Идут, идут по дорогам судьбы поколение за поколением, у которых время утекло сквозь пальцы, просыпалось, как песок, растаяло, словно лед, улетучилось облачком пара… Кого винить? Кто возместит ущерб? И где отыскать всё то, что могло быть, но не сделано, не прочувствовано, не прожито? Этого просто нет, не было и уже не будет никогда…
Не то чтобы нас об этом не предупреждали, но кто же в детстве слушает, а главное понимает умудренных жизнью людей, что игра со временем опаснее «русской рулетки». Детям время неведомо… Но как же весело, озорно и счастливо они умудряются без него жить!
У нашего детства были свои измерения, на всё были свои резоны, и для каждого случая находился свой счет, который именовался считалкой:
Едва маленький пальчик начинал своё движение, поочередно указывая на сбившуюся в кружок ребятню, как сердце начинало бешено колотиться, язык прилипал к нёбу, перехватывая дыхание…
Без лишних слов мы понимали серьезность происходящего, без объяснений усваивали непостижимую тайну начинавшейся игры. Даже самый пытливый, замучивший окружавших непрекращавшимся «почему?», не задавался вопросом о странном порядке и наличии в считалке неясных, пугающих, недетских слов, которые следует постигать нутром, а не умом…
Наше детство словно вечное человеческое повторение легенды о «потерянном рае». Когда ты живёшь в нём, никогда не поймешь, насколько он великолепен.
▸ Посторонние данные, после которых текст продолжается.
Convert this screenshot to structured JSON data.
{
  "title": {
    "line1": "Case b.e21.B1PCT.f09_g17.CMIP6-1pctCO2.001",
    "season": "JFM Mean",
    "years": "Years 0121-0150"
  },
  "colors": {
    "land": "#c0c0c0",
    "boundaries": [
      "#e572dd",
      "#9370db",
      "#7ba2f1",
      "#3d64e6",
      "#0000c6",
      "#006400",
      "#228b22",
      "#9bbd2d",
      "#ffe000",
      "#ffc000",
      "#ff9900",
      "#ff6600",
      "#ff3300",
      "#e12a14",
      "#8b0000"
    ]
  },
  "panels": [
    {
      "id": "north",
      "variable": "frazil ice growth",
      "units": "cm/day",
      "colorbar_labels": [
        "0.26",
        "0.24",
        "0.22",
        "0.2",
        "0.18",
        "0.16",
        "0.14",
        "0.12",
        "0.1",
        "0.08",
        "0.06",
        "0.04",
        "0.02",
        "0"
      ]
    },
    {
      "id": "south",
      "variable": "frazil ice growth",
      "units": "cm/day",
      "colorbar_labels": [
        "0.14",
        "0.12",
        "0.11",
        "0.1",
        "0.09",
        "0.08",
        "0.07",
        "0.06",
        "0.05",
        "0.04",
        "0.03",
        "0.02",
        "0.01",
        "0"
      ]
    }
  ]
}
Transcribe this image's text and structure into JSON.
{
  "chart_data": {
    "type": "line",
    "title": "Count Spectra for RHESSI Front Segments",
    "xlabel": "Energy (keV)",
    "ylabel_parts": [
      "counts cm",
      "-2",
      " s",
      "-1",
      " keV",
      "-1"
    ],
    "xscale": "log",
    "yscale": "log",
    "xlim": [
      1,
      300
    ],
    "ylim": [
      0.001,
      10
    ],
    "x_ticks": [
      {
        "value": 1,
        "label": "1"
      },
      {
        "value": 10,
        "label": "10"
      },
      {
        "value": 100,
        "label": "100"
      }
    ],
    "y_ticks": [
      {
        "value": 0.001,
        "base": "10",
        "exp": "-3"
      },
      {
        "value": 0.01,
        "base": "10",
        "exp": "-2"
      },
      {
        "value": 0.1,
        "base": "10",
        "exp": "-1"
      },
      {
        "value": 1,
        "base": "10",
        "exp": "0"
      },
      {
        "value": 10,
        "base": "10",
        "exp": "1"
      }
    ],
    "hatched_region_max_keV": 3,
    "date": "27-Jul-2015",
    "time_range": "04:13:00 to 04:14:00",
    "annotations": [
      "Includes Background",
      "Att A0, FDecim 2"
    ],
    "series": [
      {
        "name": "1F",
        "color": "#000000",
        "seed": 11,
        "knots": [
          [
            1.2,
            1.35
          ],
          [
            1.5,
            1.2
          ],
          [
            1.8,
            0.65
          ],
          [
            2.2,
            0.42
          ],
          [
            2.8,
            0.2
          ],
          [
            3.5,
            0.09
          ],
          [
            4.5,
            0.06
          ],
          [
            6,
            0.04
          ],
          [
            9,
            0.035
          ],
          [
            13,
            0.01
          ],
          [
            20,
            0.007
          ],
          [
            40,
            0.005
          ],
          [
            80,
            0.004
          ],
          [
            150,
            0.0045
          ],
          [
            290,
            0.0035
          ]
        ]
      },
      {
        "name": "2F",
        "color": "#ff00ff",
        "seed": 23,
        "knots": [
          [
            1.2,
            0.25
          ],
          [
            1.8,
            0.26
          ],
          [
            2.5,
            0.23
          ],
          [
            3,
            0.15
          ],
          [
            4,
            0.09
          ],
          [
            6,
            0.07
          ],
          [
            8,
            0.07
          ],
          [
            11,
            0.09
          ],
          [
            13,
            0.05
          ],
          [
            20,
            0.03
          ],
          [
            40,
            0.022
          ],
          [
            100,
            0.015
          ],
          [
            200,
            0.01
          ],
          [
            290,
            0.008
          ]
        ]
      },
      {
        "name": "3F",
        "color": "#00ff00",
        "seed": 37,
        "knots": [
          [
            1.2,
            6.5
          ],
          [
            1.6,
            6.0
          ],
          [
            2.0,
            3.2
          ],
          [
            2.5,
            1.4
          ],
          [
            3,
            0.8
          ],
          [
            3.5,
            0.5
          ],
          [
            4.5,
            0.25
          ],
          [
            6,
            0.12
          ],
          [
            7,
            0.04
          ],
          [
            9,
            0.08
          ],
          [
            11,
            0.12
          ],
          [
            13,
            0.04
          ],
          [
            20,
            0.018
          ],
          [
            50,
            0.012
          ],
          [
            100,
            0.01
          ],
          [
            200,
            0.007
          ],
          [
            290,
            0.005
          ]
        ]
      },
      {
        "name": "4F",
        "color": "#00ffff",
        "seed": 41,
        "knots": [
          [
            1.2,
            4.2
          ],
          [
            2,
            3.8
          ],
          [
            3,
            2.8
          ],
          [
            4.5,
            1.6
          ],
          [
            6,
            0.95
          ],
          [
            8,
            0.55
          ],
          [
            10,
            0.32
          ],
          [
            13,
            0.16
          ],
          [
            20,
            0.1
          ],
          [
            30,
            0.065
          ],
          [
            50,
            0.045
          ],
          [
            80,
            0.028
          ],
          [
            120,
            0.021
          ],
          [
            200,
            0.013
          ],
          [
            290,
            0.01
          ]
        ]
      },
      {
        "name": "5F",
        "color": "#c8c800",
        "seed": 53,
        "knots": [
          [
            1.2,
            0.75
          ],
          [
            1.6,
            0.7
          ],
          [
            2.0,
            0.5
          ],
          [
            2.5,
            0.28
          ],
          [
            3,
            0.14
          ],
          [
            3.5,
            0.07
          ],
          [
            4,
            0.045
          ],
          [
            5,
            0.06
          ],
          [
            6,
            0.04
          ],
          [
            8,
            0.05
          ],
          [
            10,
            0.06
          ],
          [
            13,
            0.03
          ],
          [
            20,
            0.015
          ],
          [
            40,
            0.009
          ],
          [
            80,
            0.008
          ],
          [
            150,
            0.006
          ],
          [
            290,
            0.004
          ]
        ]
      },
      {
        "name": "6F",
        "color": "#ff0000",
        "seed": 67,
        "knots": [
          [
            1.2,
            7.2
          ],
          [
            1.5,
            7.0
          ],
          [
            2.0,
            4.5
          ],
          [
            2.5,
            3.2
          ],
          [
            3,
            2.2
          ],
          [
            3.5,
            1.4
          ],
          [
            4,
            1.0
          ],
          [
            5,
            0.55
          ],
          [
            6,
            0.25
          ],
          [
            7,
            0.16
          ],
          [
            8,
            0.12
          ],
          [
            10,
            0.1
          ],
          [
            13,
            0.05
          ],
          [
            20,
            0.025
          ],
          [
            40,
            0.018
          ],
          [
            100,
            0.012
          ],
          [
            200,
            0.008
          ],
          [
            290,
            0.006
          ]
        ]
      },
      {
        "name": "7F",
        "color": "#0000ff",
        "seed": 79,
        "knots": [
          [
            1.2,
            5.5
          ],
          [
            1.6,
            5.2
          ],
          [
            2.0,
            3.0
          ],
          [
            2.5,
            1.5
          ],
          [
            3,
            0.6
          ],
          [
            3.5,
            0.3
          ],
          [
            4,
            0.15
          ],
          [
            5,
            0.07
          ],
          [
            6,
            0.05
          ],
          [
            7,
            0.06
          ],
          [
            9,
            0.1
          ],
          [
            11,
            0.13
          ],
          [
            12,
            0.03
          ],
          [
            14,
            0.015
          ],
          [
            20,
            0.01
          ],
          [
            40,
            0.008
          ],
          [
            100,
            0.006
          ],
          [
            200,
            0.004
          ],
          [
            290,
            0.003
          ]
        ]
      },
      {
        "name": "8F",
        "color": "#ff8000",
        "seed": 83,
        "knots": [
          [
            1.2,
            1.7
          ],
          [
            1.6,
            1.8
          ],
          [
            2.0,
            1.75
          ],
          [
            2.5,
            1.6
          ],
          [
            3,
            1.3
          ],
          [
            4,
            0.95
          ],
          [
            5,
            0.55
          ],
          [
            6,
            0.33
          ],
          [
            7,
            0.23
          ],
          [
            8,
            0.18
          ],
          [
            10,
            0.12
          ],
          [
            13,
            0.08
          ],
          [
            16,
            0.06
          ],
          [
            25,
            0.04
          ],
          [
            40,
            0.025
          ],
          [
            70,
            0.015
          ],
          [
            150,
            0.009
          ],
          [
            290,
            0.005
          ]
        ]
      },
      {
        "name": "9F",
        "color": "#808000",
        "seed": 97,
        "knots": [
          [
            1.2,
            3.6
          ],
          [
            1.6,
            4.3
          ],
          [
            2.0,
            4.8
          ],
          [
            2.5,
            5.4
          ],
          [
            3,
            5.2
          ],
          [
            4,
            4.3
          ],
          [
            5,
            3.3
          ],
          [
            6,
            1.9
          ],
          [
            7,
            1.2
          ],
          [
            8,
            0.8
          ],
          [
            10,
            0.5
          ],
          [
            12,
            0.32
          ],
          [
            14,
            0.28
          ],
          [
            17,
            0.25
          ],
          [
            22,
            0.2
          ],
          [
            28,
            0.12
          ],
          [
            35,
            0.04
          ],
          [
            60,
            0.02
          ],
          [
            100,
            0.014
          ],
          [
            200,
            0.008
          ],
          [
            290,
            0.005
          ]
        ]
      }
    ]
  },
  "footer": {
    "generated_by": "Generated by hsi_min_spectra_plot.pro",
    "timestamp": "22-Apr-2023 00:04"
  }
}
Когда ты его неизбежно потеряешь, ни за что в него не вернешься…
Затерявшееся эхо…
В детстве считалось большой удачей случайно войти в пустую комнату, а еще лучше в зал, и закричать так, чтобы услышать собственное эхо…
Такая возможность обнаруживалась, когда родители затевали в квартире ремонт, для чего всё содержимое, включая шкафы, тумбочки, стулья и кровати временно перемещались из одной комнаты в другую.
Ремонт в доме оборачивался для детей самым настоящим праздником, карнавалом, переворачивающим с ног на голову привычную жизнь. В квартире пахло не только побелкой и краской: в ней царил первозданный хаос, отчего жизнь становилась богаче впечатлениями и ощущениями. Вся детская натура ощущала текущий по венам «переменный ток» прежде неизменного бытия…
Составленные друг на друга тумбочки, табуретки и коробки с запечатанной одеждой и посудой нависали над тобой загадочными пирамидами, манящими забраться на них под высокие потолки четырехэтажной хрущовки. На ночь проходы заполнялись раскладушками и матрасами, ночёвки на которых именовали «расположиться табором». Иногда за хорошее поведение и посильное участие в ремонте родители баловали конфетами, лимонадом и большими брикетами мороженого.
В добавок к приятной смене обстановки дозволялось день-деньской гулять во дворе, не обедать на кухне, за столом, а забирать приготовленный и упакованный «сухой паёк» на улицу, где его уже с нетерпением ожидали твои проголодавшиеся товарищи.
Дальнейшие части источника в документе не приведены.